Chris Bedi, Chief Information Officer of ServiceNow, said: “We worked together to say,’how we will help’.” “The need for this is so obvious that the decision on these free software took one billionth of a second.”
Among the adopters is the city of San Francisco, which is using the app for emergency self-reporting and exposure management of its employees, providing city managers with mission-critical information to maintain its readiness for city services such as medical and public safety.
The emergency outreach app is designed to keep the organization in touch with employees, determine who is sick and who is not, and help employees keep in touch with the company. He used a supply chain company as an example. The app uses the app to let employees sign in to measure production capacity.
He said: “It will automatically send emails or push notifications through the mobile app.” “Basically, they can check in. Customers can configure the option: I’m fine. Anyway, I’m sick, but it can also be used as Push notifications for key company information, basic benefits or anything else.”
The second application is emergency self-report. Bedi said that if the employee to be reported is self-isolating or is a confirmed case, the ServiceNow app can navigate the workflow on behalf of the employee and the company.
He said: “There is a workflow there.” “Human resources need to be notified. They may need to do something. They may want to keep active contact with employees and give them some advice. Managers need to know. Manage all work processes at scale. It becomes very slow, and soon becomes very manual.”
Emergency exposure management is a HIPPA-compliant proactive notification tool that can notify someone whether they are exposed to known cases in their organization.
“If it is not named, the person you have been in contact with will feel sick. Start taking precautions. Please take the test.”
Bedi said the fourth application is for federal states and local governments. The application was jointly developed by the State of Washington in accordance with the National Emergency Management Standards (NIM). The program provides organizations with a way to quickly allocate resources, such as state employees, non-employees, sorting and screening personnel resources by skill , Who is available, who has deployed.

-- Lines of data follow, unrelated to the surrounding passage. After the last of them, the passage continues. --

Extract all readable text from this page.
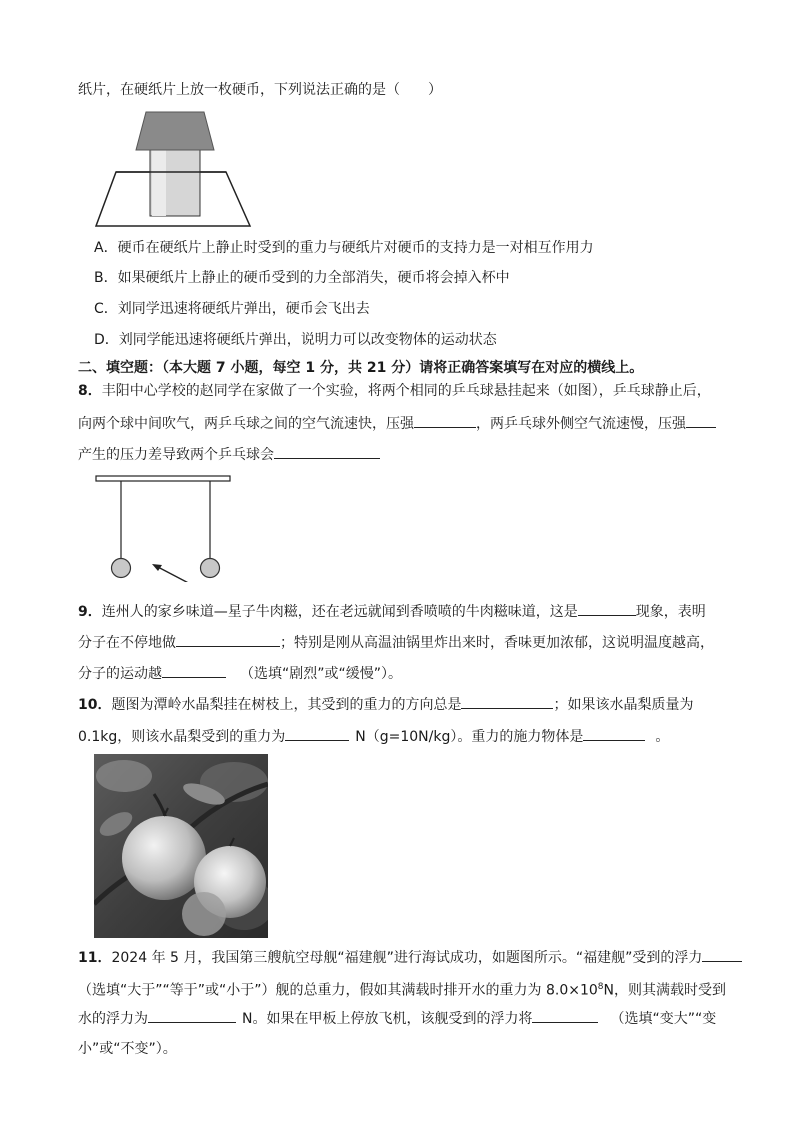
纸片，在硬纸片上放一枚硬币，下列说法正确的是（　　）
A．硬币在硬纸片上静止时受到的重力与硬纸片对硬币的支持力是一对相互作用力
B．如果硬纸片上静止的硬币受到的力全部消失，硬币将会掉入杯中
C．刘同学迅速将硬纸片弹出，硬币会飞出去
D．刘同学能迅速将硬纸片弹出，说明力可以改变物体的运动状态
二、填空题：（本大题 7 小题，每空 1 分，共 21 分）请将正确答案填写在对应的横线上。
8．丰阳中心学校的赵同学在家做了一个实验，将两个相同的乒乓球悬挂起来（如图），乒乓球静止后，
向两个球中间吹气，两乒乓球之间的空气流速快，压强	，两乒乓球外侧空气流速慢，压强
产生的压力差导致两个乒乓球会
9．连州人的家乡味道—星子牛肉糍，还在老远就闻到香喷喷的牛肉糍味道，这是	现象，表明
分子在不停地做	；特别是刚从高温油锅里炸出来时，香味更加浓郁，这说明温度越高，
分子的运动越	（选填“剧烈”或“缓慢”）。
10．题图为潭岭水晶梨挂在树枝上，其受到的重力的方向总是	；如果该水晶梨质量为
0.1kg，则该水晶梨受到的重力为	N（g=10N/kg）。重力的施力物体是	。
11．2024 年 5 月，我国第三艘航空母舰“福建舰”进行海试成功，如题图所示。“福建舰”受到的浮力
（选填“大于”“等于”或“小于”）舰的总重力，假如其满载时排开水的重力为 $8.0\times 10^8N$，则其满载时受到
水的浮力为	N。如果在甲板上停放飞机，该舰受到的浮力将	（选填“变大”“变
小”或“不变”）。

The application also has reports that report the results of the job.
Brady said: “These reports are important for two reasons.” “Ensure that the incident is handled properly, but the two also ensure that the required reports are returned to the federal government so that funds can flow faster.”
Now it only takes hours and days to get value from the app, instead of weeks and months. Bedi said that while enterprise software may be challenging for first-time users, the design principle is to make the application as simple as possible.
“If this government agency is not a customer yet, then we will provide white glove services to quickly complete the process and download examples, provide resources quickly, and our professional service team will lock in and be ready.”
ServiceNow works closely with partners including Accenture, Deloitte, DXC Technology, EY and KPMG to help customers quickly deploy community applications.
HonorHealth has 11,000 employees in Scottsdale and North Phoenix, and its phone lines are flooded by callers very early, which not only takes up communication traffic, but also wastes nurses’ working hours. Ask some general questions.
Within six hours, ServiceNow built a symptom checker for the virtual agent. Now that it has been deployed, patients can use the service before talking to the specialist, freeing up staff for the most serious situations.
ServiceNow is also in the command center of home improvement retailer Lowe’s. Because the organization handled an unprecedented large number of shoppers, it went to the store on the weekend of March 14 because communities across the country began to lock down and they needed to buy inventory to ensure home safety.